Manacher's algorithm (unable to understand)

I was going through the editorial at cp algorithms and was unable to understand the implementation please help me.
link : Manacher's Algorithm - Finding all sub-palindromes in O(N) - Algorithms for Competitive Programming

vector<int> d1(n);
for (int i = 0, l = 0, r = -1; i < n; i++) {
    int k = (i > r) ? 1 : min(d1[l + r - i], r - i + 1);
    while (0 <= i - k && i + k < n && s[i - k] == s[i + k]) {
        k++;
    }
    d1[i] = k--;
    if (i + k > r) {
        l = i - k;
        r = i + k;
    }
}

//---------------------------------------------------------------------

vector<int> d2(n);
for (int i = 0, l = 0, r = -1; i < n; i++) {
    int k = (i > r) ? 0 : min(d2[l + r - i + 1], r - i + 1);
    while (0 <= i - k - 1 && i + k < n && s[i - k - 1] == s[i + k]) {
        k++;
    }
    d2[i] = k--;
    if (i + k > r) {
        l = i - k - 1;
        r = i + k ;
    }
}

Figure out what’s happening and then you will be able to code it by yourself .
Tbh, It’s much easier to code this by yourself than to understand it.

l and r are the indexes of the palindrome we found with the largest value of r.

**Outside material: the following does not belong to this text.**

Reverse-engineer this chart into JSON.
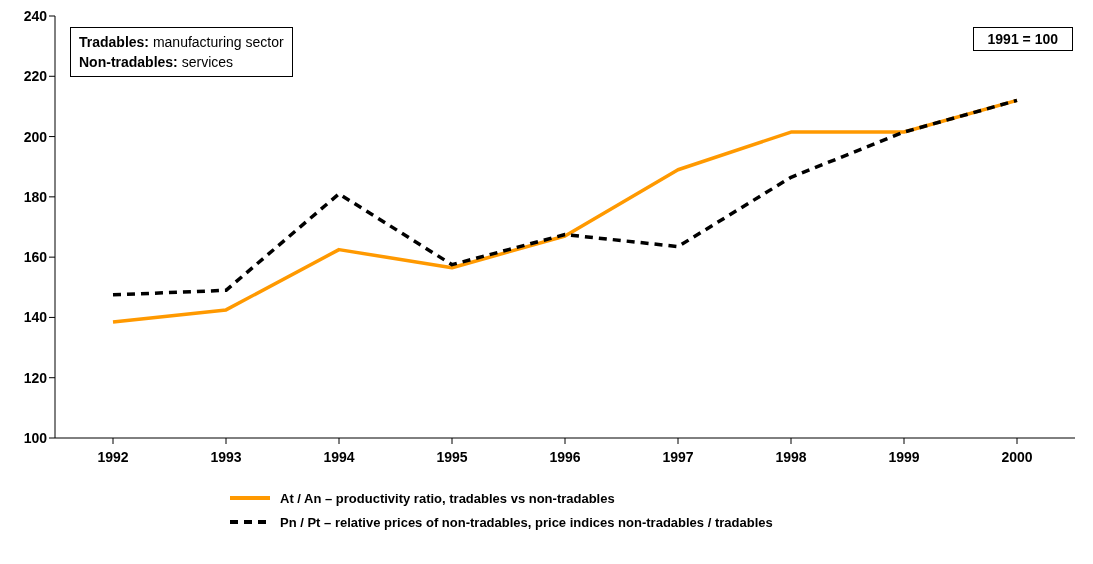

if i is already in front of r, then we are forced to start from 1. Otherwise, we can use the other part of the palindrome to figure out the answer, since the palindrome length will be the same, at least inside the palindrome.

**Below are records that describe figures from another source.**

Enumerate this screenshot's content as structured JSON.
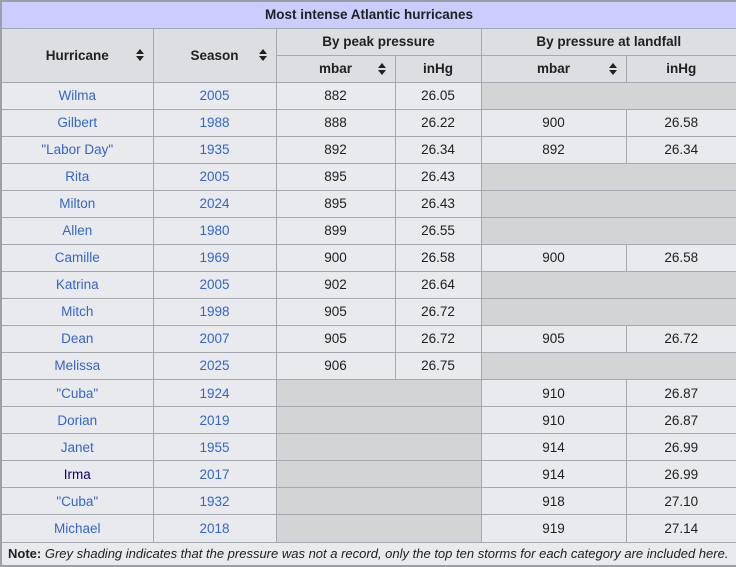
{
  "title": "Most intense Atlantic hurricanes",
  "headers": {
    "hurricane": "Hurricane",
    "season": "Season",
    "peak_group": "By peak pressure",
    "landfall_group": "By pressure at landfall",
    "mbar": "mbar",
    "inhg": "inHg"
  },
  "rows": [
    {
      "hurricane": "Wilma",
      "season": "2005",
      "visited": false,
      "peak": {
        "mbar": "882",
        "inhg": "26.05"
      },
      "landfall": null
    },
    {
      "hurricane": "Gilbert",
      "season": "1988",
      "visited": false,
      "peak": {
        "mbar": "888",
        "inhg": "26.22"
      },
      "landfall": {
        "mbar": "900",
        "inhg": "26.58"
      }
    },
    {
      "hurricane": "\"Labor Day\"",
      "season": "1935",
      "visited": false,
      "peak": {
        "mbar": "892",
        "inhg": "26.34"
      },
      "landfall": {
        "mbar": "892",
        "inhg": "26.34"
      }
    },
    {
      "hurricane": "Rita",
      "season": "2005",
      "visited": false,
      "peak": {
        "mbar": "895",
        "inhg": "26.43"
      },
      "landfall": null
    },
    {
      "hurricane": "Milton",
      "season": "2024",
      "visited": false,
      "peak": {
        "mbar": "895",
        "inhg": "26.43"
      },
      "landfall": null
    },
    {
      "hurricane": "Allen",
      "season": "1980",
      "visited": false,
      "peak": {
        "mbar": "899",
        "inhg": "26.55"
      },
      "landfall": null
    },
    {
      "hurricane": "Camille",
      "season": "1969",
      "visited": false,
      "peak": {
        "mbar": "900",
        "inhg": "26.58"
      },
      "landfall": {
        "mbar": "900",
        "inhg": "26.58"
      }
    },
    {
      "hurricane": "Katrina",
      "season": "2005",
      "visited": false,
      "peak": {
        "mbar": "902",
        "inhg": "26.64"
      },
      "landfall": null
    },
    {
      "hurricane": "Mitch",
      "season": "1998",
      "visited": false,
      "peak": {
        "mbar": "905",
        "inhg": "26.72"
      },
      "landfall": null
    },
    {
      "hurricane": "Dean",
      "season": "2007",
      "visited": false,
      "peak": {
        "mbar": "905",
        "inhg": "26.72"
      },
      "landfall": {
        "mbar": "905",
        "inhg": "26.72"
      }
    },
    {
      "hurricane": "Melissa",
      "season": "2025",
      "visited": false,
      "peak": {
        "mbar": "906",
        "inhg": "26.75"
      },
      "landfall": null
    },
    {
      "hurricane": "\"Cuba\"",
      "season": "1924",
      "visited": false,
      "peak": null,
      "landfall": {
        "mbar": "910",
        "inhg": "26.87"
      }
    },
    {
      "hurricane": "Dorian",
      "season": "2019",
      "visited": false,
      "peak": null,
      "landfall": {
        "mbar": "910",
        "inhg": "26.87"
      }
    },
    {
      "hurricane": "Janet",
      "season": "1955",
      "visited": false,
      "peak": null,
      "landfall": {
        "mbar": "914",
        "inhg": "26.99"
      }
    },
    {
      "hurricane": "Irma",
      "season": "2017",
      "visited": true,
      "peak": null,
      "landfall": {
        "mbar": "914",
        "inhg": "26.99"
      }
    },
    {
      "hurricane": "\"Cuba\"",
      "season": "1932",
      "visited": false,
      "peak": null,
      "landfall": {
        "mbar": "918",
        "inhg": "27.10"
      }
    },
    {
      "hurricane": "Michael",
      "season": "2018",
      "visited": false,
      "peak": null,
      "landfall": {
        "mbar": "919",
        "inhg": "27.14"
      }
    }
  ],
  "note": {
    "label": "Note:",
    "text": " Grey shading indicates that the pressure was not a record, only the top ten storms for each category are included here."
  },
  "colors": {
    "title_bg": "#ccccff",
    "header_bg": "#dcdee2",
    "cell_bg": "#e9eaed",
    "no_record_bg": "#d3d4d6",
    "border": "#a2a9b1",
    "link": "#3366cc",
    "visited_link": "#0b0080"
  }
}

If the inner palindrome is completely inside, the second while loop will break immediately, because we already know that it didn’t extend for the value on the
other side.

If it extends, that means it’s at the edge and the value of r will increase.

We need to do it two times for both odd and even length palindromes.

There are a lot of “off by 1” you can make here which is why I recommend try coding it by yourself once.

oh thanks I was able to come up with the solution:

#include <iostream>
#include <vector>
using namespace std;
int main()
{
    string t;
    cin>>t;
    int n=t.length(),c=0,r=0;
    n=2*n+1;
    int p[n]={0};
    p[0]=0;
    p[1]=1;
    for(int i=2;i<n;i++)
    {
        int mir=2*c-i;
        if(i<r)
        {
            p[i]=min(r-i,p[mir]);
        }
        while( ((i + p[i]) < n && (i - p[i]) > 0) &&  ( ((i + p[i] + 1) % 2 == 0) ||  
            (t[(i + p[i] + 1)/2] == t[(i - p[i] - 1)/2] )))
        {
            p[i]++;
        }
        if(i+p[i]>r)
        {
            c=i;
            r=i+p[i];
        }
    }
    for(int y:p)
    {
        cout<<y<<" ";
    }
    return 0;
}